Asked who constitutes the tax evaders, she said, “It’s everybody.
When people see they can get away with it, they will try it more and more.”
West said tax evasion must have consequences, or more and more leakages would arise. She said this had already happened with VAT, which had seen a steady decline during the previous administration.
Asked if the best remedy was moral suasion or a big stick, she said, “We need to do a combination.” She lamented that the general public had suffered a lack of information on places to go for help since the abandonment of a specialist outreach unit of the Board of Inland Revenue (BIR) several years ago.
West also said too many people are not in the tax system.

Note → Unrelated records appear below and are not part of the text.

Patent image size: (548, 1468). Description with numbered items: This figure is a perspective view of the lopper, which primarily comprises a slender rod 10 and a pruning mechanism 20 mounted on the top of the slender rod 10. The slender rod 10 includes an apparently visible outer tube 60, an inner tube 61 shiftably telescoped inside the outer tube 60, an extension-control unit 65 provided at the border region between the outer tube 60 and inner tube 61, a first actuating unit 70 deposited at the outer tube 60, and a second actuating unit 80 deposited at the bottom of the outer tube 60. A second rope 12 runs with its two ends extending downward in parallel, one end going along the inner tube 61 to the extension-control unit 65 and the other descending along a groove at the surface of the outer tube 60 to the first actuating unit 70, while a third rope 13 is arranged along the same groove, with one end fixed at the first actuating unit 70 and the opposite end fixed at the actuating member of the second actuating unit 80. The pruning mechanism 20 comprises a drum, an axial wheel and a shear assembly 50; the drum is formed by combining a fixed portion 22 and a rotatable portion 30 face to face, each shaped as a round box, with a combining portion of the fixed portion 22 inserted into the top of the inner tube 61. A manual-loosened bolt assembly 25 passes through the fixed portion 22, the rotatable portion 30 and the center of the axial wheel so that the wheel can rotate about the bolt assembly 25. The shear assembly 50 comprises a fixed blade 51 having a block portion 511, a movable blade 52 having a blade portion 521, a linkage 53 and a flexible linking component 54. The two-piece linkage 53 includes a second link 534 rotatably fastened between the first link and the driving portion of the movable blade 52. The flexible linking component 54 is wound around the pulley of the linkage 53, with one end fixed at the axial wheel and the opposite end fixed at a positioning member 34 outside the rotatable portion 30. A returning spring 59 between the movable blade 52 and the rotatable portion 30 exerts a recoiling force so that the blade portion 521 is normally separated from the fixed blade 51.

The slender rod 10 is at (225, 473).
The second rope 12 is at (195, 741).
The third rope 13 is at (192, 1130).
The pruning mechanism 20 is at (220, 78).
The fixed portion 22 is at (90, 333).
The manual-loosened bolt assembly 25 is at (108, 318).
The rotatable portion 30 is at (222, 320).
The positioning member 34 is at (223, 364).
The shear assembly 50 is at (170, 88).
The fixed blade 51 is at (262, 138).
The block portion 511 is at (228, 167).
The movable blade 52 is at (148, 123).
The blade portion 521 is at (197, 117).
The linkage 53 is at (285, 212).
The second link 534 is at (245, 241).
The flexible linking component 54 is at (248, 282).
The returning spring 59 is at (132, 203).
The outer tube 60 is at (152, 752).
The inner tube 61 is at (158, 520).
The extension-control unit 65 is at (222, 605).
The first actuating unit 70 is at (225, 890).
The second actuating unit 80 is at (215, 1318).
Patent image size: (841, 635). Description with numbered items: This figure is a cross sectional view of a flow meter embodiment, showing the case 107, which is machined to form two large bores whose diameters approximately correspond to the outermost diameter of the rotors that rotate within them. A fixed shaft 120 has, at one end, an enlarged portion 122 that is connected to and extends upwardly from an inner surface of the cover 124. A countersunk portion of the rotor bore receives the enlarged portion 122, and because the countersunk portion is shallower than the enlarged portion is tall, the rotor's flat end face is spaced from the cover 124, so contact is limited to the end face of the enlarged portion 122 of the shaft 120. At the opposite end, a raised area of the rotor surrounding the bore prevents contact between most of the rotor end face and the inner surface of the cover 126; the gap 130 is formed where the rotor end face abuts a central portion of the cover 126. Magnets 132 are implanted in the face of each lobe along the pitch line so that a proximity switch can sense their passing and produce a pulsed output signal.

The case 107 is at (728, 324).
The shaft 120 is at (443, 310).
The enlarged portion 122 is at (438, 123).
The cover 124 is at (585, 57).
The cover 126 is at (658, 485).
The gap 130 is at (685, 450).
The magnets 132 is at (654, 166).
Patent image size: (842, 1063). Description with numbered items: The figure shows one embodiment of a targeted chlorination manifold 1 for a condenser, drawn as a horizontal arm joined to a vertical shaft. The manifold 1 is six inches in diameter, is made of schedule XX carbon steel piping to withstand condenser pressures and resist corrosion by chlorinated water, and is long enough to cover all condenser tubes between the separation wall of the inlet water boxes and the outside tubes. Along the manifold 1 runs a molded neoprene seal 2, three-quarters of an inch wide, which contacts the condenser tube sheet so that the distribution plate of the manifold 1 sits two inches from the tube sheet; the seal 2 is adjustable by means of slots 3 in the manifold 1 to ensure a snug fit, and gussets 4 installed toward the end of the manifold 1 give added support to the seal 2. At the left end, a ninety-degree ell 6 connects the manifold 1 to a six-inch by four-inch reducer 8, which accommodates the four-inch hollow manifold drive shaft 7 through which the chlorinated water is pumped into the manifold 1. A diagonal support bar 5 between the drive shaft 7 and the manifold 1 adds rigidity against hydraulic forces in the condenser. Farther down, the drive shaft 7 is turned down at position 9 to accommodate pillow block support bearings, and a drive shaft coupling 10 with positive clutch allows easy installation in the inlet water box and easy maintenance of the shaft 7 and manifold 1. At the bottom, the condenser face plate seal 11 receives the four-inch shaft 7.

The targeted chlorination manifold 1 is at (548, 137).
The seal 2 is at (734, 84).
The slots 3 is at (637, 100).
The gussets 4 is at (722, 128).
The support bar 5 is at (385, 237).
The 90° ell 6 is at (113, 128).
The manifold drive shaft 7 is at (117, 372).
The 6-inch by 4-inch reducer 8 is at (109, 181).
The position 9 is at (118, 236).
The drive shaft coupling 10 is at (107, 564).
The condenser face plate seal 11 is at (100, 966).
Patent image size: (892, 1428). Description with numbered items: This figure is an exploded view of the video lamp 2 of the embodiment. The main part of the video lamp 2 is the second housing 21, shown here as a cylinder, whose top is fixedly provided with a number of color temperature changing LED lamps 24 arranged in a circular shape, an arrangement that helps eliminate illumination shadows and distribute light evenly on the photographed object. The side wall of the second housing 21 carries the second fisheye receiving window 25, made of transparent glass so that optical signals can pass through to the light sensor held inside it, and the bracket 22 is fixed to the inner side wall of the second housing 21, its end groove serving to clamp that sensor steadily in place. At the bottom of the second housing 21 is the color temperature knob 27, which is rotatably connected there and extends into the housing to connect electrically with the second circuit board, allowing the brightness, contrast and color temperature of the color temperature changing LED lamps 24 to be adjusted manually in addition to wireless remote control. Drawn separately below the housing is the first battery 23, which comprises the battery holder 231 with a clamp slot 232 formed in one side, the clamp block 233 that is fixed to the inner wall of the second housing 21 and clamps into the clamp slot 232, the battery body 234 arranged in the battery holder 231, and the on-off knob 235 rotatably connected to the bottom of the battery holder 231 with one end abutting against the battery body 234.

Asked about a call by activist David Abdulah for an army of graduates to try to identify and register businessplaces across TT, West said it may not yet be time to pound the pavement, but to use existing sources of information, such as registries of doctors, attorneys and food-handlers.
On Abdulah’s remarks that the Government sees the TTRA as a panacea, West replied that no single measure is a panacea but the TTRA would go a long way to bridge the gap in revenues.
She said she expects the TTRA to be established this financial year, which lasts until September.